A "terrorist" is captured by the special force members during a joint military exercise held by Shanghai Cooperation Organization (SCO) members in Yining, northwest China's Xinjiang Uygur Autonomous Region, Tuesday, Aug. 12, 2003. AP-Yonhap

A source with family members working for the Xinjiang government said some of the measures introduced in major cities like Urumqi would soon be rolled out elsewhere in the region.

One of them has involved coordinating small shop owners to keep watch for “destabilising” activities in their neighbourhoods.

“About 10 shopkeepers work together under a team leader chosen by the district chief or local police boss, and they're checked on regularly to make sure they are guarding against 'terrorists',” the source said.

“They have to pay for their own anti-riot gear ― helmets, protective vests, batons ― and they get training two or three times a week,” the source said. “It's quite a scene seeing young police officers directing a team of elderly shopkeepers in drills pursuing imaginary terrorists.”

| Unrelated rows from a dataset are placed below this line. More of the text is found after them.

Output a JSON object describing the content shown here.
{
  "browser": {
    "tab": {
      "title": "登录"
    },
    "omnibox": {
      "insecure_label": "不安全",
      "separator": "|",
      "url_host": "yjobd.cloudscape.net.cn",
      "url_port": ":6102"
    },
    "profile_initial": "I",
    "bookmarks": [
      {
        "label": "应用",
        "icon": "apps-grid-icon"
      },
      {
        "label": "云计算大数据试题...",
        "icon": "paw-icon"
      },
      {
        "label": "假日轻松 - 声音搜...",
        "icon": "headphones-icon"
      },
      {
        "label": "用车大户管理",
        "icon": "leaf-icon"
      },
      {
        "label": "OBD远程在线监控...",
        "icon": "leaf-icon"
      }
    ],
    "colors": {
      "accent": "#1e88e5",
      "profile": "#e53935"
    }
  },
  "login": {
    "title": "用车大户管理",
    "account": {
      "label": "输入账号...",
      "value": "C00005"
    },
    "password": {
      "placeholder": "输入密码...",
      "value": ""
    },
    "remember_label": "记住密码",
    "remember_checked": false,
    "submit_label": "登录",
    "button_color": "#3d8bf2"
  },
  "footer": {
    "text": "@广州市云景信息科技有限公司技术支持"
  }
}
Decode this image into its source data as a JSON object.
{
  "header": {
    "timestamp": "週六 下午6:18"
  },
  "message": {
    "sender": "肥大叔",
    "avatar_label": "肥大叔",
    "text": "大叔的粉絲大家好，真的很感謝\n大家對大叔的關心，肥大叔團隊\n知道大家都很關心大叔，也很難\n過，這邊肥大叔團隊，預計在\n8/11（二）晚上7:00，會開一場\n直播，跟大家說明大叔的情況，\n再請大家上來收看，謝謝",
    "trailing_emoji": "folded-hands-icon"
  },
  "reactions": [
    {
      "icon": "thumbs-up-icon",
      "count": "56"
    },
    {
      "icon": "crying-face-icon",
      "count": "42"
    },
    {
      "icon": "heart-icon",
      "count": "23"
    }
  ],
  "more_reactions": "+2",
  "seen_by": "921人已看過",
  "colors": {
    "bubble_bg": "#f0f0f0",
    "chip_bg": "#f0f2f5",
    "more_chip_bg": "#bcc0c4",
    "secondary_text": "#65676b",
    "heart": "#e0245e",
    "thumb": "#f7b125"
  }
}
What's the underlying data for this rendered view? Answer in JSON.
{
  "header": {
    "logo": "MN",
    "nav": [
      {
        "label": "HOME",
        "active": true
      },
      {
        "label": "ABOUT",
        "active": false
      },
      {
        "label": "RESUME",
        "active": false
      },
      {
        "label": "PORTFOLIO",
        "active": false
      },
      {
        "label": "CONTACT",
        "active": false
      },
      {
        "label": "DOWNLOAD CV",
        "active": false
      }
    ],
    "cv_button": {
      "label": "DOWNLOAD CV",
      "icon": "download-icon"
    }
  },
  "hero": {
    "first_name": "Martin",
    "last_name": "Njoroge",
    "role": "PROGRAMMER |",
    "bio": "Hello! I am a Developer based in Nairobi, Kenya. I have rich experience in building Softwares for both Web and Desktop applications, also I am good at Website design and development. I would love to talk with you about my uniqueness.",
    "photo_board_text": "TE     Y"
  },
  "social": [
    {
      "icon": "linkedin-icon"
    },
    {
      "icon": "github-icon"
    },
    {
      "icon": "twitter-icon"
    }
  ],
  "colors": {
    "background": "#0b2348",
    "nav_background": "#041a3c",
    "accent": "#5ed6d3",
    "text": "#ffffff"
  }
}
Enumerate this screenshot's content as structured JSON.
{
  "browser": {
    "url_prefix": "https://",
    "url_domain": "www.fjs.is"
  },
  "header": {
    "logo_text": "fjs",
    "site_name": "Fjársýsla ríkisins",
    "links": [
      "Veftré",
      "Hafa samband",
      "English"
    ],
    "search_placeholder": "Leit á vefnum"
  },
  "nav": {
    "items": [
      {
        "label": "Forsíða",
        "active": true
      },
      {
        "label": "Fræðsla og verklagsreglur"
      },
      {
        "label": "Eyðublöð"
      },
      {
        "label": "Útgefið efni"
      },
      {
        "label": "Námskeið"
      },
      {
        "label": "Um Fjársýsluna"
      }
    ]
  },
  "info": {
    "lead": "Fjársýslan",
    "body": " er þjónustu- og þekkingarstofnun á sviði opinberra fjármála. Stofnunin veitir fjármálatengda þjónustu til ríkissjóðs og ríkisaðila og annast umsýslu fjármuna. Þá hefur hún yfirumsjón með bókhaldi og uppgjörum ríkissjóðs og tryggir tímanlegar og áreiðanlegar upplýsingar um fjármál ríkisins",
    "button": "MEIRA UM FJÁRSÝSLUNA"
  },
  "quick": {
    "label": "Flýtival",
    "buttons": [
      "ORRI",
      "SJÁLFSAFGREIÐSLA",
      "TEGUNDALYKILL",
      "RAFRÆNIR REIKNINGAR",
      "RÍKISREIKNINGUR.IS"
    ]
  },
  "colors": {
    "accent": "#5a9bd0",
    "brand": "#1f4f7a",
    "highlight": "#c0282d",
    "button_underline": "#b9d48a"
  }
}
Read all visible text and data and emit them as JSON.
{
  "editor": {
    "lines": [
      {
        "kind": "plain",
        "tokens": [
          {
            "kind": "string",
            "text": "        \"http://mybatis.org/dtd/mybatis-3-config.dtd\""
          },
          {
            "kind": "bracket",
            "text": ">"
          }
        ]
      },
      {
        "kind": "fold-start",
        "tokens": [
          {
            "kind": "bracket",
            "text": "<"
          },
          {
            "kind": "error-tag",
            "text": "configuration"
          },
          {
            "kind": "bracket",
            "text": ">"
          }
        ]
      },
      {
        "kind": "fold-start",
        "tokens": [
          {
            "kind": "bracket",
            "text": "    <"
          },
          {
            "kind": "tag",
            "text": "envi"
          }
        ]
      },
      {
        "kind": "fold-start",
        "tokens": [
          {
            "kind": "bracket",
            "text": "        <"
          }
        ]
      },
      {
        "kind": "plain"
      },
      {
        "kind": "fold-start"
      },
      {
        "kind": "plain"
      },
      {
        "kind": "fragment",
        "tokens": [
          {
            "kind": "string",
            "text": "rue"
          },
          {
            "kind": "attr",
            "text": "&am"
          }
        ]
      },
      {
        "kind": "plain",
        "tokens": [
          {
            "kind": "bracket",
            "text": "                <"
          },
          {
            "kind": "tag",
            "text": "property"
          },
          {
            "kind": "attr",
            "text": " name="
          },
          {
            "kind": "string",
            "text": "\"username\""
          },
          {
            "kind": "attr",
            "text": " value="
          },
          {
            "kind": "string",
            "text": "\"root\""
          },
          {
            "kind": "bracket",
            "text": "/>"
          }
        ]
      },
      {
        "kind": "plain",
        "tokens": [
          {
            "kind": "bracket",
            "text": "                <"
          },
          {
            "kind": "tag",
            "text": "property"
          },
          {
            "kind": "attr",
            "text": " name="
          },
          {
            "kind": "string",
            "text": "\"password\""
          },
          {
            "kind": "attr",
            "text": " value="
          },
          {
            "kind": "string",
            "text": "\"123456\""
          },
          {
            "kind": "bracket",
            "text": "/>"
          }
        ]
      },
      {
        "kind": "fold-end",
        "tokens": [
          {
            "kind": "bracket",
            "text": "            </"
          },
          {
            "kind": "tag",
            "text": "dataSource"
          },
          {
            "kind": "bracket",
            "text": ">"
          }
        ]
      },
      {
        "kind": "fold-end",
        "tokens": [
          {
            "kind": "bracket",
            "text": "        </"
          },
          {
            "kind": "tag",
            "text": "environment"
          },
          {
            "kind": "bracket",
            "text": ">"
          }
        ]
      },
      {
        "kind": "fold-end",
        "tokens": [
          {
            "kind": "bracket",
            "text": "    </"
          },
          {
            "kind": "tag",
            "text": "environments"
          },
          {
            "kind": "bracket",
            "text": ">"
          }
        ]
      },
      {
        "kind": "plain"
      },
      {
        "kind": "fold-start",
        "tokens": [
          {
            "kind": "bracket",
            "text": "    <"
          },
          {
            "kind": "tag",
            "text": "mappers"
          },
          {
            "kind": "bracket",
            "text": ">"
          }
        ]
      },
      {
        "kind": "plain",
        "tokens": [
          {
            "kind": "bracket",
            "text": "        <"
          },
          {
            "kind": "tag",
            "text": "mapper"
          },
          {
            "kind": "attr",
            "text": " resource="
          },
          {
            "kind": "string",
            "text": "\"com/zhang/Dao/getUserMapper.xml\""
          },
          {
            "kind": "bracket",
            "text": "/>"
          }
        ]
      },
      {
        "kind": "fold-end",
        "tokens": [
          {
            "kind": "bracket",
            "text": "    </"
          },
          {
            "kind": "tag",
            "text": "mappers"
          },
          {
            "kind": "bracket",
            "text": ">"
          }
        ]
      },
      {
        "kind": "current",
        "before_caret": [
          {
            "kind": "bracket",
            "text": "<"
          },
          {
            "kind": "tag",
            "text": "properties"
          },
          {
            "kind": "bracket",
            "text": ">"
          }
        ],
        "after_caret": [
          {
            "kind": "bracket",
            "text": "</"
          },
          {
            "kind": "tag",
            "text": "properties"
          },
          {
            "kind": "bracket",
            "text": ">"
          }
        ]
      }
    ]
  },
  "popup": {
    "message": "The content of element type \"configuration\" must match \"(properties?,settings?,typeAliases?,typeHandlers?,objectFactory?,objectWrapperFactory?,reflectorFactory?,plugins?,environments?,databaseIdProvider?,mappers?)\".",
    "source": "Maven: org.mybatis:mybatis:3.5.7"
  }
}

Imaginary or not, Beijing has already claimed success in fighting terrorism in Xinjiang. In a white paper released on Monday, the Chinese government said it had “destroyed 1,588 terrorist groups” and “arrested 12,995 terrorists” since 2014. State-run tabloid Global Times quoted a Xinjiang official as saying the campaign had helped prevent violence. “There has been no terror attack in Xinjiang for more than two years, which is an achievement brought about by de-extremism efforts in the region,” said the official, who was not named.